October 2007


“Une memoire sans souvenir.” –Michael Foucault, on the texts of Marguerite Duras

I went walking yesterday. It’s something that I truly enjoy, something that I rarely do. When I was hit by an SUV last April, I could only walk and use public transit for a week (and using public transit in Atlanta requires walking– stations and bus lines are never close to anything…besides maybe the art museum). And it was so relaxzing. Well, relaxing in an “I look like a zombie because I’m missing half of my face and it really hurts to move my cheek” kind of way. But the weather was beautiful, the bus drivers fun to chat with, and my feet were free.

I sold my car in August 2006 and decided to ride my bicycle everywhere in an attempt to become more organically involved in the world around me. It worked for awhile, but I’ve realized that I get road-rage on my bike too and that I feel hurried as I pedal from place to place. I think some of this may have to do with the novelty wearing off. I’m entering my second winter without a car–and while that’s exciting, it’s also blase. Yes, it will be time soon enough to pull out my handkerchiefs for my face, my fingered gloves, my coat (which unfortunately lost its waterproofing…maybe it’s time to buy a new one). This summer I swore that I liked riding in the cold better than the heat. However, I avoided heat stroke this summer, but last winter I definitely picked up a nice case of strep throat thanks to my bike.

Note to self: stock up on tea for the coming months.

Even though I sold my car to be more involved in the environment around me, I’m realizing that I’m not. That’s why walking yesterday was so wonderful. Granted, I could only walk because I skipped class…which I did again today…but I needed it.

I dubbed yesterday my “worry-free” day and it was. I worry too much. I’m too stressed out. So I walked. I discovered. I snapped pictures. I talked with a friend that I don’t see often enough these days.

My neighborhood has some crazy quirks too. Like the man-made hill a couple of houses down from me. That’s where the gravel and kudzu and yellow flowers and broken fence live. I found poetry tagged under a bridge. I found gardens blooming and trees not changing colors yet–when will autumn find the South?

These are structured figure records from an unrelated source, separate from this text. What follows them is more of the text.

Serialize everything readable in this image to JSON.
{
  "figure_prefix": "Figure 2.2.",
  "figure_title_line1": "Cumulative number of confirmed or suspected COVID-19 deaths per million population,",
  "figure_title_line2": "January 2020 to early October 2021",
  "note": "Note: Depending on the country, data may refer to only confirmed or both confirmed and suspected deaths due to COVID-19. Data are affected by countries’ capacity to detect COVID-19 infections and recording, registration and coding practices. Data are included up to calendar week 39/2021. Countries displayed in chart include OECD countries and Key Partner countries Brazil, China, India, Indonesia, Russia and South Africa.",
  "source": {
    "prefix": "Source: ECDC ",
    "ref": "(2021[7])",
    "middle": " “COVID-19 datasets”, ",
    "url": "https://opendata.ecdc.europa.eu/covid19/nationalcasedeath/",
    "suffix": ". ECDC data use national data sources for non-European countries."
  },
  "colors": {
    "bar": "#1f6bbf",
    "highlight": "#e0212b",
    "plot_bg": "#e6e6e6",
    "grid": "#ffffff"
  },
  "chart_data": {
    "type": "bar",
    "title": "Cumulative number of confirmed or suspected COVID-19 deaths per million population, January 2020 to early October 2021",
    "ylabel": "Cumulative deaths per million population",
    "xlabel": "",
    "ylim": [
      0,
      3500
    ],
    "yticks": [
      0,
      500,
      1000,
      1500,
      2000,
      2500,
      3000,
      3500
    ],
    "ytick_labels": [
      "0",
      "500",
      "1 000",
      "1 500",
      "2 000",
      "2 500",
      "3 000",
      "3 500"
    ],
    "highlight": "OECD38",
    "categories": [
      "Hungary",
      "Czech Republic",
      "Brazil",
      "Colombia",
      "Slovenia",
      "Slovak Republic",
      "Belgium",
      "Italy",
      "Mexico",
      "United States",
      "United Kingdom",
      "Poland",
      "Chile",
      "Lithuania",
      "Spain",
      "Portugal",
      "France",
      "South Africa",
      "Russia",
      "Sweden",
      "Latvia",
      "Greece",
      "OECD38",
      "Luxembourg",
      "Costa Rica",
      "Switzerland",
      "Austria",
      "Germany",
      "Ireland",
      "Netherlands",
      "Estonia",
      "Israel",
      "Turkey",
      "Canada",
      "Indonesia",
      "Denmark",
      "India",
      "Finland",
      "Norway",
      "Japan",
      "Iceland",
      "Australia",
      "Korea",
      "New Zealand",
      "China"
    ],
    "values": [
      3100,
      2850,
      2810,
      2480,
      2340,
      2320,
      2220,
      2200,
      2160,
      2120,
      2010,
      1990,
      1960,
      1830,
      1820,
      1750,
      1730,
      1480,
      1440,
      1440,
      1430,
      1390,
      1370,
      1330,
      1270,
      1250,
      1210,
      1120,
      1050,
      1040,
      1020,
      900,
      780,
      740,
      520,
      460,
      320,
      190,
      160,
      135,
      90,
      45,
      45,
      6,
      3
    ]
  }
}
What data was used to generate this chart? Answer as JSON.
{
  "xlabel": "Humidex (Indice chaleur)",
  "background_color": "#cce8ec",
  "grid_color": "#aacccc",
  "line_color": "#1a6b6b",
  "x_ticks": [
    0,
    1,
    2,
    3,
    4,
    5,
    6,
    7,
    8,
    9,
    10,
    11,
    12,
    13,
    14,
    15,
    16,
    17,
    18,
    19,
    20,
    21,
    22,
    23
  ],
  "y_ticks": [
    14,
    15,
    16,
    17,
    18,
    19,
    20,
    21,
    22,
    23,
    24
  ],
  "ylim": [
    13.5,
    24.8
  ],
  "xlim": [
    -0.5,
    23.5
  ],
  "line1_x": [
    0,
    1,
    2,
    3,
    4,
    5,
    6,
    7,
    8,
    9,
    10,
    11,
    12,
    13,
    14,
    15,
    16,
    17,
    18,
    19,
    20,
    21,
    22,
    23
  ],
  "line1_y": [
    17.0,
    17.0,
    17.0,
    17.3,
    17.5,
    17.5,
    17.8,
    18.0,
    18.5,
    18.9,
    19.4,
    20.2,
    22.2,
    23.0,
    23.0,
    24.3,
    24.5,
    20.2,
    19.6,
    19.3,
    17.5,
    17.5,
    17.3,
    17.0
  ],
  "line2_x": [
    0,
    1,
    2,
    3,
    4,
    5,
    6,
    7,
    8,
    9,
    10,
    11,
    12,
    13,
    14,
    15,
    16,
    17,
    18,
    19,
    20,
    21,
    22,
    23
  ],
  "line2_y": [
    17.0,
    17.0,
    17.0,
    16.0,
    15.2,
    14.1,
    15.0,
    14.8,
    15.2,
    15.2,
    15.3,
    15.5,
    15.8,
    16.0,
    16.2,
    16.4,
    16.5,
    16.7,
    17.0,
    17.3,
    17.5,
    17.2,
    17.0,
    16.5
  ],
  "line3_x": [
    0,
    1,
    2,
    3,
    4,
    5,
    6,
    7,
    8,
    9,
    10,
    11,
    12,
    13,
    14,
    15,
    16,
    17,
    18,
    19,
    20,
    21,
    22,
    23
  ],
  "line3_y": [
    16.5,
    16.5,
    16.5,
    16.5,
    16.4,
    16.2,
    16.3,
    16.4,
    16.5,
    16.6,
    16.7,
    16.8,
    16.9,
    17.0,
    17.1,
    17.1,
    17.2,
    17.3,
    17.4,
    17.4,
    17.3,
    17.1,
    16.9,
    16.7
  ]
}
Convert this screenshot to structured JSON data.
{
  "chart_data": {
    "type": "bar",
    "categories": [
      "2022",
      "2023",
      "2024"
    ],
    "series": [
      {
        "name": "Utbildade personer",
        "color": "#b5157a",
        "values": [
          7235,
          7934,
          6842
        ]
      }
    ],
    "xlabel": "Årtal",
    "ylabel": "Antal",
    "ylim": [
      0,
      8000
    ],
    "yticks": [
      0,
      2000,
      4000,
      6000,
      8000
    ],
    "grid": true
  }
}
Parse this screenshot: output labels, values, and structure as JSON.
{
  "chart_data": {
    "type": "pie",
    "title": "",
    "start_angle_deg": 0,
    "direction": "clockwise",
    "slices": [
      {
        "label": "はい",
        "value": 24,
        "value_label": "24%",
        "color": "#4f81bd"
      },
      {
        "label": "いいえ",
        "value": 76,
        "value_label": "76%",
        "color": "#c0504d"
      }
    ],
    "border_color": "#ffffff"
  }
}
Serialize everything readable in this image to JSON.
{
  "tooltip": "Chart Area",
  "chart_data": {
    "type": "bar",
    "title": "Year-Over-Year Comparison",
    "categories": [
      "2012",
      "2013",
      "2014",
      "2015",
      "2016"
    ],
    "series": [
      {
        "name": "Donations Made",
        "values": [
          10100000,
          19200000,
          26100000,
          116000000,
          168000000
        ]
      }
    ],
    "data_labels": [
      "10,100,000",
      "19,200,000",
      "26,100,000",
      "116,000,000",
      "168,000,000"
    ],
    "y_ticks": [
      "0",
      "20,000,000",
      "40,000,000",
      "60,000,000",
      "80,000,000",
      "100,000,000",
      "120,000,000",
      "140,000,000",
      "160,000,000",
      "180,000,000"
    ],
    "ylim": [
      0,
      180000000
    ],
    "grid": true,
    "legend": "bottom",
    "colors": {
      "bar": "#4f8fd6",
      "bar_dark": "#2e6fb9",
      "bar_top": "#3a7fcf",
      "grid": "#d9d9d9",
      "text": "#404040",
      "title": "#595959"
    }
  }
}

I also found some of myself. I took the time to think, to remember. Marguerite Duras said that “Memory, in any case, is a failure. You know, what I deal with is always the memory of having forgotten. You know you’ve forgotten, that’s what memory is.”

Forgetting…remembering…memory…I think she’s right. I know that I’ve forgotten Adam. That’s why remembering him, to the degree that I can, is so painful. I’ve moved on. I’m a completely different person than the girl he knew and fell in love with–and I always wish that I could tell him that.

So maybe being organically involved in the world isn’t necessarily the mode of transportation but the connection I have to myself. And that connection is outwardly manifested by my involvement in the world–either by walking or riding my bike. But walking, I do believe, is the perfect way to remember.

I failed at food blogging, it’s true.

And I don’t want a blog like the one before the food blog, one of poems and nothing else. That’s too pretentious. Or like high school. Actually, the blog I had in high school and the 1st year of college managed to get 700+ hits in one day–the day after my boyfriend was murdered. Thanks Google–I needed that many strangers reading my confusion that week.

So why “Writing the Water?” I don’t even live near water. I live in Atlanta, in the middle of a concrete jigsaw puzzle of mismatched streets and too much sprawl. I can’t even swim that well, so I guess it’s a good thing that I don’t live near water–although I’ve always wanted to go to a beach in January, preferably a gray, rocky, harsh beach with only two gulls sticking out the winter.

Water.

Water is everything, everywhere–anything living is made, to some degree, of water. Water is life, but water can also be death. Water is warm and cold and frozen and gaseous. Water is jumping off a cliff in a Pisgah Forest stream and the Amazon sunsets and not the cemetery in Wyoming.

Water must be read, must be written, must be used and saved and loved.

Yes, I love water.

So now, at the end of October, I’m starting this blog to make myself write. To write about the unimportant and the sublime and the harrowing, to write about life and death and the annoyances of school work. I’m a writer who has been in perpetual writer’s block…no, writer’s fear, for the past two years. It’s time for that to end.

If you stick around, I may write something that tickles your fancy. At the very least, it will tickle mine.

And I leave with this excerpt from The Sea by John Banville:

Night, and everything is so quiet, as if there were no one, not even myself. I cannot hear the sea, which on other nights rumbles and growls, now near and grating, now far and faint. I do not want to be alone like this. Why have you not come back to haunt me? It is the least I would have expected of you. Why this silence day after day, night after indeterminable night? It is like a fog, this silence of yours. First it was a blur on the horizon, the next minute we were in the midst of it, purblind and stumbling, clinging to each other…Send back your ghost. Torment me, if you like. Rattle your chains, drag your cerements across the floor, keen like a banshee, anything. I would have a ghost.

Where is my bottle. I need my big baby’s bottle. My soother.